The Value of Participation

Kevin Casey, SAANYS Executive Director
May 2021 News & Notes

A few weeks ago, the National Association of Elementary School Principals (NAESP) conducted a virtual spring advocacy conference. Its state affiliates had teams that engaged in formal preparation on both substantive issues and manner of presentation to a variety of congressional offices. It was a coordinated effort to have the issues important to elementary and middle-level principals presented to policymakers. Just recently, the National Association of Secondary School Principals (NASSP) conducted its own advocacy conference that included a session with Secretary of Education Cardona. It too had its members visiting congressional offices. SAANYS participated in both events with SAANYS members who are also members of NASSP or NAESP.

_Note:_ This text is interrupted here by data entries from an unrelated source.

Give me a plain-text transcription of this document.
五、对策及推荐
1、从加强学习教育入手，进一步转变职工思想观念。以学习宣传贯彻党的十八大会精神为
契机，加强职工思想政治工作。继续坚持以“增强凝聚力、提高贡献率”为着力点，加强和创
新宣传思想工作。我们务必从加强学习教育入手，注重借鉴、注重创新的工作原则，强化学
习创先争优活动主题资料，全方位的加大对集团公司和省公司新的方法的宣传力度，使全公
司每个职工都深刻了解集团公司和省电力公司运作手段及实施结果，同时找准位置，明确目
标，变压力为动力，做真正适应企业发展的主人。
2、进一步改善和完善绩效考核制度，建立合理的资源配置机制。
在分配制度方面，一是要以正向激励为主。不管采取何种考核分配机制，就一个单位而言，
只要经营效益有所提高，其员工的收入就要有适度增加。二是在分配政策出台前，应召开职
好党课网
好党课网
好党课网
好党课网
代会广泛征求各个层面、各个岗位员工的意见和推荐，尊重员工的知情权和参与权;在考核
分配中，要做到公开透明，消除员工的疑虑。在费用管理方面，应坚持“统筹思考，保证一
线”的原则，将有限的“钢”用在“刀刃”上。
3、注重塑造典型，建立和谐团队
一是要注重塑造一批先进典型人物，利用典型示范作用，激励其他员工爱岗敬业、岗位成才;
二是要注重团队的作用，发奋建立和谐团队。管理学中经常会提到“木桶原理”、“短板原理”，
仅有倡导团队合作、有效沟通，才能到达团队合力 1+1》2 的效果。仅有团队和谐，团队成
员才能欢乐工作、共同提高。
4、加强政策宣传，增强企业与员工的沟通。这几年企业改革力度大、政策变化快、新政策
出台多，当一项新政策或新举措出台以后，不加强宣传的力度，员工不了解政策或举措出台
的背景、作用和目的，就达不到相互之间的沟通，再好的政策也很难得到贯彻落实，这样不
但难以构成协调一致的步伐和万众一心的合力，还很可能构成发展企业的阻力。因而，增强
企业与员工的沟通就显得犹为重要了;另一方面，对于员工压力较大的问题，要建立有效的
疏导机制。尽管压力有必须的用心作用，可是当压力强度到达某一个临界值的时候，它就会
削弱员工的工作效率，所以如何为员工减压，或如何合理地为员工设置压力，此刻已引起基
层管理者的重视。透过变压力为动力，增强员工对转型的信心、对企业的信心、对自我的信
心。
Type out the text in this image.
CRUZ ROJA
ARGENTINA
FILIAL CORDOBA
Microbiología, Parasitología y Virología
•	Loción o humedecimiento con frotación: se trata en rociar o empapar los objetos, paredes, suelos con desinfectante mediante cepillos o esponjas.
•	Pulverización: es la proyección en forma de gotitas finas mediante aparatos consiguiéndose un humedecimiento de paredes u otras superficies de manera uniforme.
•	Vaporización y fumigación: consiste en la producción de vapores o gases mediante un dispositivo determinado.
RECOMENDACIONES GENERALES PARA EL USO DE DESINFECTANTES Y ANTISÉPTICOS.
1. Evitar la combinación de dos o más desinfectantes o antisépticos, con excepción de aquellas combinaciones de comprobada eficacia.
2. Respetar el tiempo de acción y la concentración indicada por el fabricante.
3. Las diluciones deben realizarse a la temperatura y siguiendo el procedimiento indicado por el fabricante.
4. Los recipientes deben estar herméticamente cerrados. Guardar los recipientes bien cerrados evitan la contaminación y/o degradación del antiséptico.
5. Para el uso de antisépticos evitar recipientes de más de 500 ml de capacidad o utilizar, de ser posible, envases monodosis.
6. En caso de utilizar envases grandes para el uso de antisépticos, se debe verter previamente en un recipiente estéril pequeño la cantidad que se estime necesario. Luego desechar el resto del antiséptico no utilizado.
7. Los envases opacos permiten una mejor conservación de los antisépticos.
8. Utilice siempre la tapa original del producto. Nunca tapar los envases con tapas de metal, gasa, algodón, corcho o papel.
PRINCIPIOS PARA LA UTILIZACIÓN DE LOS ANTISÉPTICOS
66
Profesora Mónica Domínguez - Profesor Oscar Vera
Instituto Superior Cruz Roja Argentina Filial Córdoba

I urge principals and assistant principals to consider joining NASSP or NAESP. The national organizations represent building-level issues to national policymakers. Teachers, superintendents, school boards, and even the commissioners and other chief state school officers (the titles vary by state) have their own advocacy groups. To have building-level issues heard in Congress and at the USDE, we depend upon NASSP and NAESP, and they in turn depend upon having many working administrators as members to provide expertise, current experience, and ultimately legitimacy. Joining the national organizations can be done right on your SAANYS membership renewal form. Membership is often an affinity relationship between the national organizations and educators. Together they stand up for the profession and represent educators in any number of ways. The impact may at times feel inconsequential, but if we don’t participate, we become invisible as a result of our own inaction.

In arranging for Secretary Cardona to address its advocacy conference, and take questions from members, NASSP put the secretary in the position to hear directly from those educators in the field. The issue of testing came up, along with the USDE denial of testing waiver applications submitted by about a dozen states. The discussion touched on the purported value of testing, USDE provided testing accommodations, as well as the weaknesses inherent in standardized testing, and the likelihood of a robust opt-out this year from standardized 3-8 tests.

In an odd way, the conversation seemed to me like a step toward normalcy. Testing validity, opt-outs, and school and individual accountability linked to tests reminded me of pre-pandemic debate. It feels like things are slowly turning in a better direction. New federal monies being directed toward education will help avert an earlier feared funding crisis, and should allow districts to address a variety of pressing needs. In-person school reopenings are accelerating and pandemic restrictions declining. The pledge of the state to fully fund the Foundation Aid over the next three years gives rise to cautious optimism about finally having the means to attack achievement gaps, although I know many that are sufficiently jaded to say they will believe the Foundation Aid will arrive when they see it.

Consistent with this movement toward normality, SAANYS has decided that it will conduct an in-person annual conference this year on October 17 and 18 at the Desmond Hotel in Albany. We believe there is a need for collective effort, learning, and sharing. The theme will be Bouncing Back Better, and will focus on what needs to be done to move beyond pandemic learning, while addressing the adverse impact that the pandemic wrought upon learning. I hope you consider joining us to collectively wrestle with the singular challenge of our time. Many will benefit from your participation.